There’s been a palpable sense of excitement around the house lately. It is not quite as big as the excitement that surrounded the days leading up to the wedding of Prince William and Kate but it is pretty close. This excitement is mostly from my wife who will periodically check the news or read a blog post related to the status of the newest member of the Royal Family that the young Prince and Duchess are expecting.
All this excitement got me thinking (and I’m not the first to make this observation) about the language that is surrounding the pregnancy and coming birth of this child. A quick type of “royal baby” into Bing News reveals headlines such as: “Royal Baby Names,” “Royal Baby Souvenirs in Production,” “Kate leaves hospital as world hangs on Royal Baby news,” and “Royal Baby and The Press.” Did you catch the what little phrase kept recurring throughout all those headlines? That’s right this little child growing inside the Duchess has been, without any debate, decided to be a baby.
This child is not a royal fetus or a royal parasite. No, the child is not even a royal blob of cells. This child who is in the very earliest stages of development is a baby. The media, usually so quick to advocate for abortion with language such as fetus, parasite, or blob of cells has dubbed Prince William and Duchess Kate’s new addition a baby long before that child has been born or even reached the earliest stages of viability.

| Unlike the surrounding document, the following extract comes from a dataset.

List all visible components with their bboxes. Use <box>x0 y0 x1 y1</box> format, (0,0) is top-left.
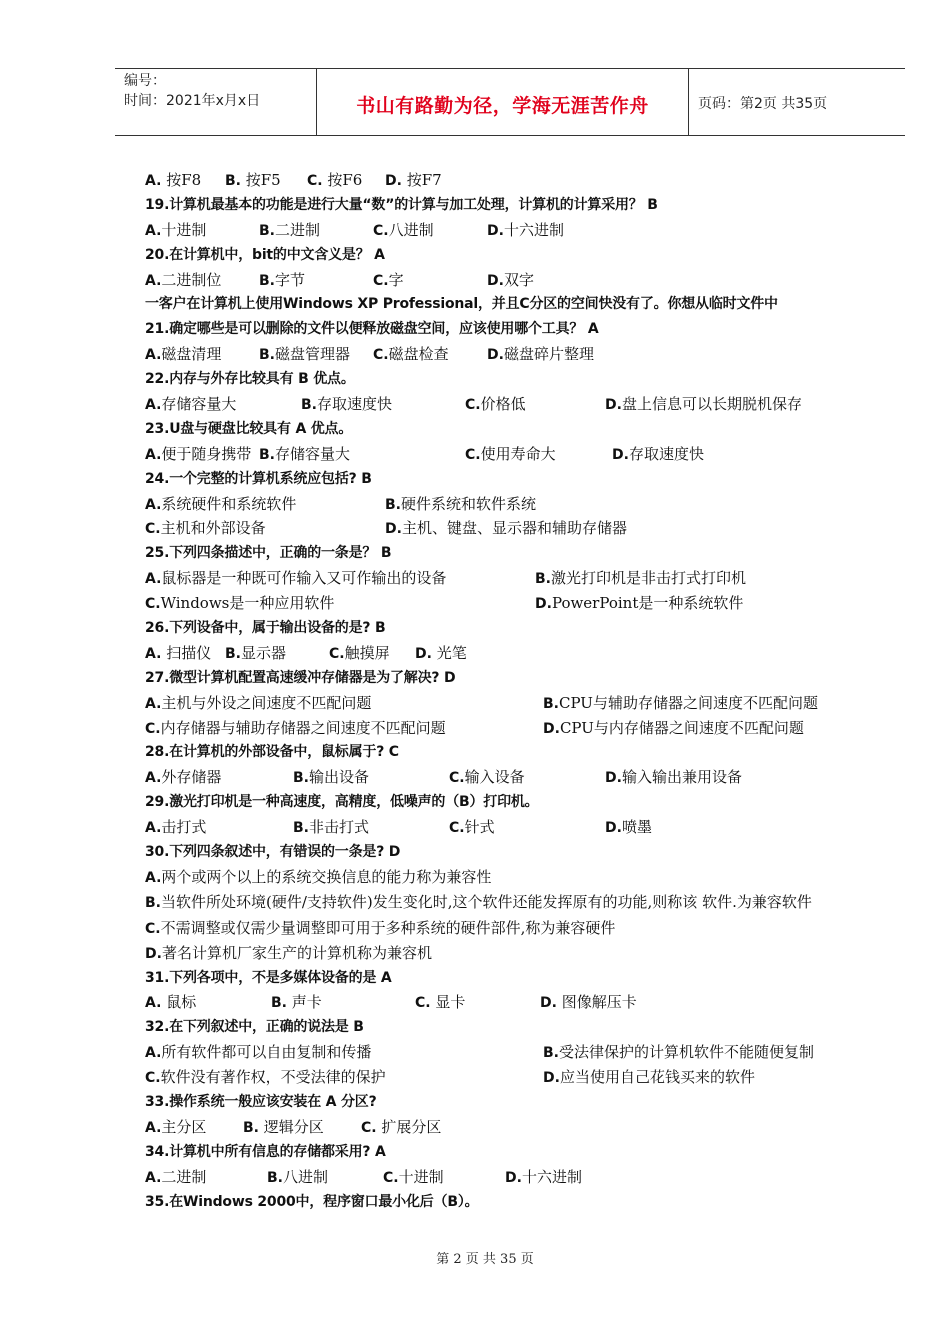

This reveals something of a crisis of language. It seems that our willingness as a culture to label babies is related not to the inherent humanity of the child but rather is tied entirely to the convenience and desires of the parents. Don’t want the child? Call it a fetus, parasite, or blob of cells. You want the child, well then it is obviously a baby. This makes absolutely no sense and reveals a staggering inconsistency. The child is a baby if it is wanted but if it is not wanted it gets euphemized in order to assuage the conscience of those who would end the pregnancy.
The point is, it seems that even in a culture where many (especially those in the media) will embrace abortion and are quick to claim that an unborn human has no human rights and thus refuse to call the child a “child,” we still know the truth. The issue is not really about whether or not those cells growing inside the mother are a baby. We know they are. The language surrounding the royal baby shows this clearly. I wonder if anyone in the media grasps their inconsistency?